51 Second, as noted by the primary judge inconsistencies regarding this incident were among a number of inconsistencies the Tribunal identified in the appellant's evidence. The Tribunal found that many of the appellant's claims and much of their evidence was at odds with the available country information, including in relation to the extent and consequences of the second appellant's union involvement, the number of times he was arrested and taken to a military camp and the bases for any such arrests, the extent and nature of the appellants political associations and involvement, the circumstances surrounding the arrest of their son, and as to the extent, timing and potential consequences of their use of social media. The Tribunal thus logically and rationally articulated its basis for determining that the appellants lacked credibility.
52 Third, as submitted by the Minister and accepted by the primary judge at [24]-[25], the relevance of an incident unconnected with the first appellant's claims for protection is unclear.

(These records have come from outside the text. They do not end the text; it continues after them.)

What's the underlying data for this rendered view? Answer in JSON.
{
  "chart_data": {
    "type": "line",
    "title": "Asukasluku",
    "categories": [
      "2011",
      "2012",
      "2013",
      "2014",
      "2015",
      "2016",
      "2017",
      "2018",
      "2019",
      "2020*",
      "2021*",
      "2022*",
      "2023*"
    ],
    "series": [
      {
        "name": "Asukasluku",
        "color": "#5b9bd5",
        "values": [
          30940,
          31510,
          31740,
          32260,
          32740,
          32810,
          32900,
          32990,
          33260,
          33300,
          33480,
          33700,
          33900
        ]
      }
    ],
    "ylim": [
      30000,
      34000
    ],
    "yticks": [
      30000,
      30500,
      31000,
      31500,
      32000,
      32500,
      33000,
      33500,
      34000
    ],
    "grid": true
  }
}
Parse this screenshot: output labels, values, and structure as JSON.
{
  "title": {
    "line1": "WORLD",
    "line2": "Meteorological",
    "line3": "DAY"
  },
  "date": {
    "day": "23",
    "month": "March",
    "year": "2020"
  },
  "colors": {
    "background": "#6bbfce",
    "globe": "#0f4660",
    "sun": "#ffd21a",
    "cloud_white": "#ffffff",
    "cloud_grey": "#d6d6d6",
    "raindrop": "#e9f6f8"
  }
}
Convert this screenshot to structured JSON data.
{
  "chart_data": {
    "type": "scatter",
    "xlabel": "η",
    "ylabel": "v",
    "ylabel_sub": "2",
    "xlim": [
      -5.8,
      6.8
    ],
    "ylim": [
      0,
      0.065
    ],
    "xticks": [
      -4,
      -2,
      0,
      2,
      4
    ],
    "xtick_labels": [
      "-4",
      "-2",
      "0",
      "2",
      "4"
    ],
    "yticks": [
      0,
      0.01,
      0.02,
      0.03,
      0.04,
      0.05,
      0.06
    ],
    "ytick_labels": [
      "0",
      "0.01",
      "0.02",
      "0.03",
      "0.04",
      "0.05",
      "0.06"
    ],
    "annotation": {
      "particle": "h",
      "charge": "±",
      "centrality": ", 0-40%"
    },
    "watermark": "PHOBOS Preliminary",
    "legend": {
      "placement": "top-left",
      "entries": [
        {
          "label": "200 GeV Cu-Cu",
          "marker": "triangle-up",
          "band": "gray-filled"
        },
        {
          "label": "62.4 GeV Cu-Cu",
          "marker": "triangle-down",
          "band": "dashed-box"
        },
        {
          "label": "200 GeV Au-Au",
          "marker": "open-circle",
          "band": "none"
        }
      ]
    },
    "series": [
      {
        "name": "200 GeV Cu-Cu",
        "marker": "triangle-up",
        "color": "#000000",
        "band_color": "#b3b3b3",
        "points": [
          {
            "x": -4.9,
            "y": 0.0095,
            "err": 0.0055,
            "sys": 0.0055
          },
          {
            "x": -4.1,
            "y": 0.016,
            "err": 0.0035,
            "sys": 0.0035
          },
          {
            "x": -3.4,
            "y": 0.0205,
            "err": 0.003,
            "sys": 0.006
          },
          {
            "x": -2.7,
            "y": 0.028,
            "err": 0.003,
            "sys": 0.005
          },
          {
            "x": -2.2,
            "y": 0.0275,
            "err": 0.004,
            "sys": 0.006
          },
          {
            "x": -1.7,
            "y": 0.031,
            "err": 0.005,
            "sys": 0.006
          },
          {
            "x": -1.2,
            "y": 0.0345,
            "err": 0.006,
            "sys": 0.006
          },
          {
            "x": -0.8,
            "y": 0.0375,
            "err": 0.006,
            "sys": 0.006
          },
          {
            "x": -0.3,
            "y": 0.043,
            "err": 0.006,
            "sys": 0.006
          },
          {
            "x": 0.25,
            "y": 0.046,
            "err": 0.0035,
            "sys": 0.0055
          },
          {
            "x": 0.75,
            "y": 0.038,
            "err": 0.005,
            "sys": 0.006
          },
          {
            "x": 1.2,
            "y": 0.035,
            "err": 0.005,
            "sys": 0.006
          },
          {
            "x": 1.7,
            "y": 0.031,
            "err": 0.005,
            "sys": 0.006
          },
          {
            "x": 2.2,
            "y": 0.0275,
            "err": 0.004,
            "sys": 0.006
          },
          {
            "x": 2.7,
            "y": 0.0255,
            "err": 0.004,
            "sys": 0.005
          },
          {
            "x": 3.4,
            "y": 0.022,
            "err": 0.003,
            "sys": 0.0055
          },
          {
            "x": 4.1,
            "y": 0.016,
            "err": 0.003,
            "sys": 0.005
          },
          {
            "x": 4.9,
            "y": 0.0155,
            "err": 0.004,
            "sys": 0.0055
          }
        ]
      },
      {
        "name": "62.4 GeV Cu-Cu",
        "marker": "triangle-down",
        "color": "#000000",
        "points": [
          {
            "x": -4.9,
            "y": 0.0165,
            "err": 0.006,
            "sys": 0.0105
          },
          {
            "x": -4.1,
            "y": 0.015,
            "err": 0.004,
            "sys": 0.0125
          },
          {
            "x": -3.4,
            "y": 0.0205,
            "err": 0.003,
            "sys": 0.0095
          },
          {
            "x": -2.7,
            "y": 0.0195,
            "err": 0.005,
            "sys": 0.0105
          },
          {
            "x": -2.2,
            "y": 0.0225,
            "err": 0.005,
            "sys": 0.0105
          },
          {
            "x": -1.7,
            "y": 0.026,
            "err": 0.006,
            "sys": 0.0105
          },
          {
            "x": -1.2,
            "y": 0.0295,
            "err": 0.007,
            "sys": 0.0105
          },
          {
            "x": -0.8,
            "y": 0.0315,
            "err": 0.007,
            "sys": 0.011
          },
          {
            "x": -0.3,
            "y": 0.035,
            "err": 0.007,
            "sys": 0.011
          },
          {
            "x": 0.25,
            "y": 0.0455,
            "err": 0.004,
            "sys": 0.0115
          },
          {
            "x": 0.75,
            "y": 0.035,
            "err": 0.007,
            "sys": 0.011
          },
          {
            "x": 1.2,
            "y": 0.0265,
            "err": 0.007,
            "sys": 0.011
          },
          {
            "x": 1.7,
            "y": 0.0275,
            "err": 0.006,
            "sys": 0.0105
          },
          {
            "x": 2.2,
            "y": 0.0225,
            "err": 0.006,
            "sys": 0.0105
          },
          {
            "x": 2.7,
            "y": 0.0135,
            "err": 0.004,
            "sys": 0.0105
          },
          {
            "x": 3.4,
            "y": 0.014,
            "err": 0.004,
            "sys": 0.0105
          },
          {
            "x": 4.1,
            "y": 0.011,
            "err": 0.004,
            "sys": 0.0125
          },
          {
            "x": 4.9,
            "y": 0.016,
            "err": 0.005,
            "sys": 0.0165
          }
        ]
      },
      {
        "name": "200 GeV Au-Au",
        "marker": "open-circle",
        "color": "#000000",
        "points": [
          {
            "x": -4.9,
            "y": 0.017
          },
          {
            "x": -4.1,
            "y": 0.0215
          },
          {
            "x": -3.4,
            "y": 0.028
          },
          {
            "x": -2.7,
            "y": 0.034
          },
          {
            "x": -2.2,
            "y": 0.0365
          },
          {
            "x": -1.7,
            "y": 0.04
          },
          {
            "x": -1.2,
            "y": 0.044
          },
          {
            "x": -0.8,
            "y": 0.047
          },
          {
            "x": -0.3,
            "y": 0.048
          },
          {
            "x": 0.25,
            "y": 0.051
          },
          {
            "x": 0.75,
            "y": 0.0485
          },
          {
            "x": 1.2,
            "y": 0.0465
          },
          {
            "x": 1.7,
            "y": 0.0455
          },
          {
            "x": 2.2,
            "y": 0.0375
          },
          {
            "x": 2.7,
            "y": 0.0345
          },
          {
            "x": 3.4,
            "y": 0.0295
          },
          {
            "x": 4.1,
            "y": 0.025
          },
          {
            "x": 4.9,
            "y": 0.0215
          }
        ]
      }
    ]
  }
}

53 For completeness, even if unreasonableness was made out, I am not persuaded that the error was material. While the threshold for establishing materiality is low, and the applicant need only prove that there is a realistic possibility that a different decision could have been made, it is difficult to see how the findings in relation to the incident at the military barracks was material when considering the reasons in their entirety (Nathanson v Minister for Home Affairs [2022] HCA 26; 403 ALR 398 at [47] (Gageler J); Minister for Immigration & Border Protection v SZMTA [2019] HCA 3; 264 CLR 421 at [45] (Bell, Gageler and Keane JJ).
54 The ground has not been made out. The primary judge was correct in concluding that the Tribunal's finding in respect of which the appellants complain does not give rise to jurisdictional error.